Penal Code Section 69 and 148(a) both make it unlawful to fail to follow lawful police orders. The former is a felony which carries the possibility of prison, while the latter is a misdemeanor that usually results in a defendant having to perform community service. The big difference between the criminal charges, as the case below demonstrates, is the use of force by a defendant.

The Court of Appeals ruled in a recent case that a Defendant who claimed he resisted police officers because their efforts to subdue him during an arrest caused him pain was entitled to an alternate jury instruction on a lesser charge that did not involve use of force or violence (Penal Code Section 148) The court concluded that the trial judge must instruct on both theories because a jury could reasonably have found defendant guilty of the lesser offense if it believed his testimony. The Appeals Court thus conditionally reversed the convictions for forcibly resisting the officers (Penal Code Section 69).

Defendant was apprehended in November of 2006 by officers of the Los Angeles Police Department who were responding to a report of a prowler in San Pedro. After a citizen told the first officer on the scene that a man matching the prowler’s description was attempting to break into vehicles nearby, the officer radioed for assistance and initiated contact with the suspect, who began to walk up a flight of stairs leading to an apartment patio approximately 30 feet above the ground surrounded by a chainlink fence. Defendant told the officer that he lived at the apartment, but two other officers who arrived said that he refused their orders to show his hands and, while refusing to turn around, attempted to open the apartment door. When one of officers handcuffed his right wrist, the officers said that Defendant “really went off” and began to struggle while calling out for his mother.

Saying that Defendant was “stronger than anybody that I’ve ever had to be in [an] altercation with,” and that she was afraid that someone would respond to his calls for help, one of the responding officers testified that she began punching him in the back when he grabbed the handle of another officer’s gun. The other responding officer testified that he put a carotid restraint hold on the suspect and pepper sprayed him twice in the face while neighbors watched before the officers were able to subdue him when Port of Los Angeles police officers arrived.

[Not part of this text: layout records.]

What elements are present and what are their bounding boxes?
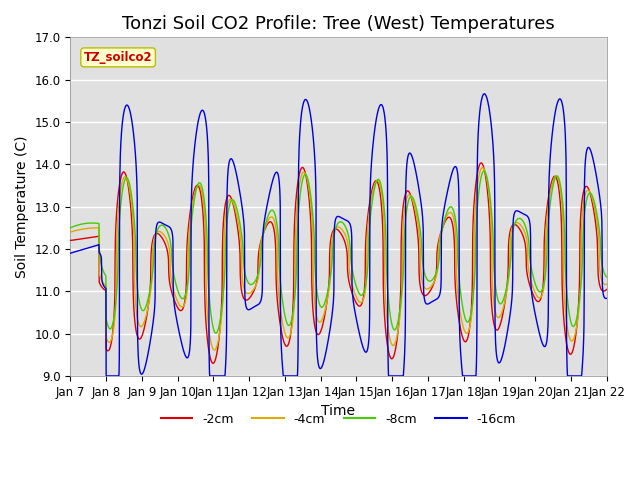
X-axis label: Time: Time	[321, 404, 355, 418]
Title: Tonzi Soil CO2 Profile: Tree (West) Temperatures: Tonzi Soil CO2 Profile: Tree (West) Temp…	[122, 15, 555, 33]
Y-axis label: Soil Temperature (C): Soil Temperature (C)	[15, 135, 29, 278]
Legend: -2cm, -4cm, -8cm, -16cm: -2cm, -4cm, -8cm, -16cm	[156, 408, 521, 431]
Text: TZ_soilco2: TZ_soilco2	[84, 51, 152, 64]
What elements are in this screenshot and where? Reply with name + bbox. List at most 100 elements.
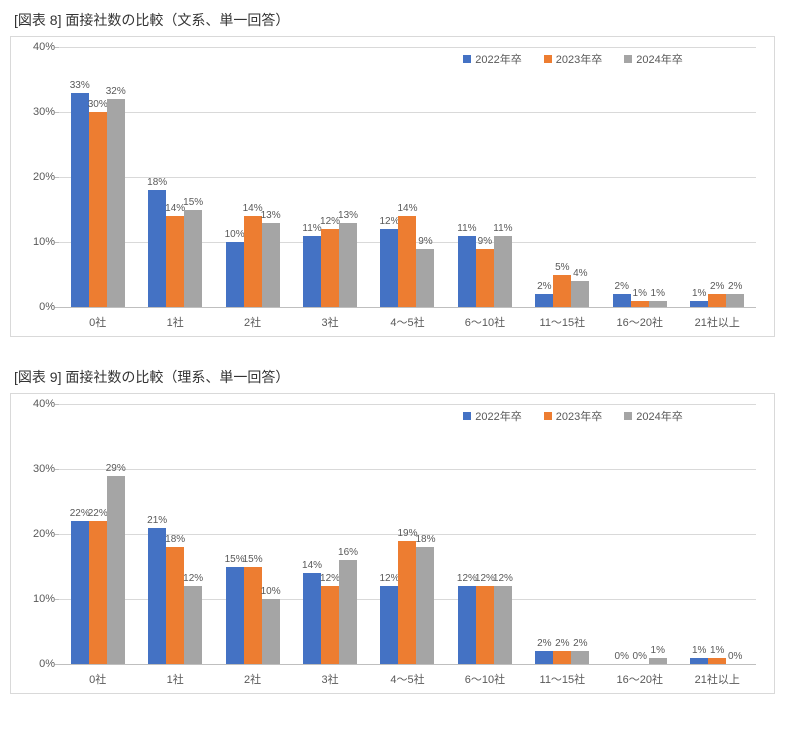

In a vehicle parked nearby, officers found his identification, a cellular telephone, a glass pipe and a pouch containing 8.12 grams of methamphetamine. Defendant was charged with three counts of resisting an executive officer by force or violence in violation of Penal Code Sec. 69, and one count of possession of methamphetamine for sale. At trial, Defendant acknowledged that he did not live at the apartment and claimed that the officers had rushed him on the patio, saying that he was thrown to the ground before he had a chance to comply with the commands to stop resisting. He also told the court that he only he moved while on the ground to relieve the tension caused when the officers twisted his arm and choked him.

A jury convicted Defendant of the three resisting counts and a lesser charge count of possession of methamphetamine. On appeal, Defendant contended that the trial judge should have instructed the jury on the lesser included offense of resisting an officer without the use of force or violence under Sec. 148(a)(1) in addition to an instruction under Sec. 69. The Court of Appeal concluded that Defendant was correct and conditionally reversed the convictions, giving the prosecution the option of retrying Defendant on the greater offense, or accepting a reduction in the convictions to the lesser offense.

“Defendant’s testimony presented a plausible version of the incident which, if believed by the jury, permitted a conviction of resisting arrest in violation of Sec. 148(a)(1),” the court wrote, pointing to the jury’s conviction on the lesser drug charge despite expert testimony, and reasoning that the result demonstrated the jury’s acceptance of defedant’s testimony that the methamphetamine was for personal consumption.